A delightful twist on baked eggplant, topped with cheese and marinara sauce for a flavorful and satisfying dish.
Slice the eggplants into 1/4-inch thick rounds.
Uniform slices ensure even cooking.
Place the slices on a cooling rack and sprinkle both sides with salt. Let them sit for 30 minutes to draw out moisture.
This step helps reduce bitterness and improves texture.
Preheat your oven to 425°F (220°C). Line a baking sheet with parchment paper.
Using parchment paper prevents sticking and makes cleanup easier.
Pat the eggplant slices dry with a paper towel to remove excess moisture.

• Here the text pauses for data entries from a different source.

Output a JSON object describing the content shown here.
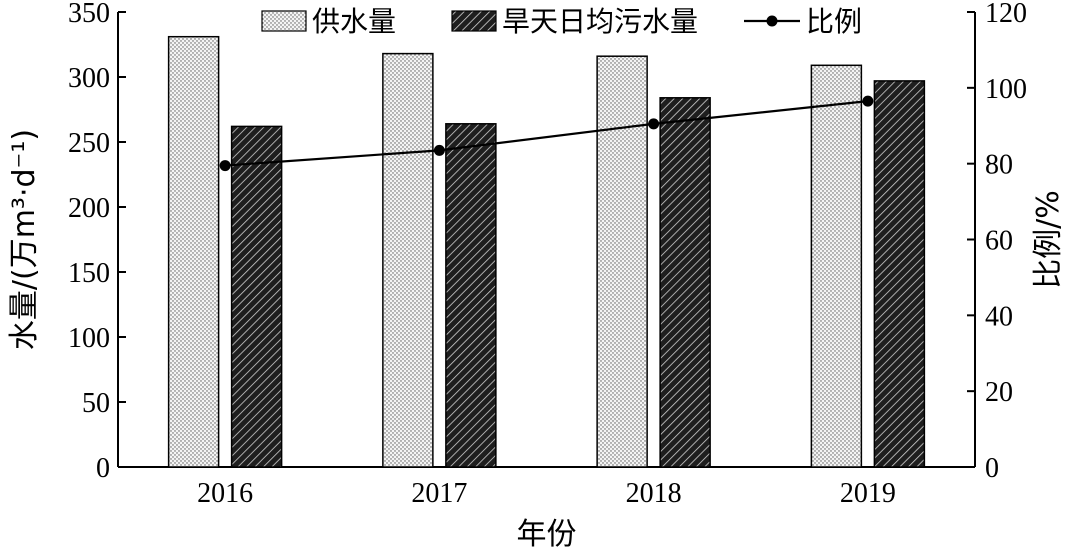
{
  "chart_data": {
    "type": "bar",
    "categories": [
      "2016",
      "2017",
      "2018",
      "2019"
    ],
    "series": [
      {
        "name": "供水量",
        "values": [
          331,
          318,
          316,
          309
        ],
        "axis": "left",
        "style": "dotted-light"
      },
      {
        "name": "旱天日均污水量",
        "values": [
          262,
          264,
          284,
          297
        ],
        "axis": "left",
        "style": "hatched-dark"
      },
      {
        "type": "line",
        "name": "比例",
        "values": [
          79.5,
          83.5,
          90.5,
          96.5
        ],
        "axis": "right"
      }
    ],
    "xlabel": "年份",
    "ylabel": "水量/(万m³·d⁻¹)",
    "y2label": "比例/%",
    "ylim": [
      0,
      350
    ],
    "y2lim": [
      0,
      120
    ],
    "yticks": [
      "0",
      "50",
      "100",
      "150",
      "200",
      "250",
      "300",
      "350"
    ],
    "y2ticks": [
      "0",
      "20",
      "40",
      "60",
      "80",
      "100",
      "120"
    ],
    "grid": false,
    "legend_position": "top-center"
  },
  "colors": {
    "bar_fill_light": "#f2f2f2",
    "bar_fill_dark": "#2b2b2b",
    "line": "#000000",
    "axis": "#000000"
  }
}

Removing moisture ensures the eggplant bakes properly.
Arrange the slices on the prepared baking sheet. Bake for 10 minutes on each side until slightly golden.
Flip the slices halfway through for even baking.
Remove the baking sheet from the oven. Top each slice with marinara sauce, mozzarella cheese, and Parmesan cheese.
Spread the sauce evenly for consistent flavor.
Return the baking sheet to the oven and bake for an additional 10 minutes, or until the cheese is melted and bubbly.
Keep an eye on the cheese to avoid over-browning.
Serve the baked eggplant rounds warm. Enjoy!
Garnish with fresh basil for a pop of color and flavor.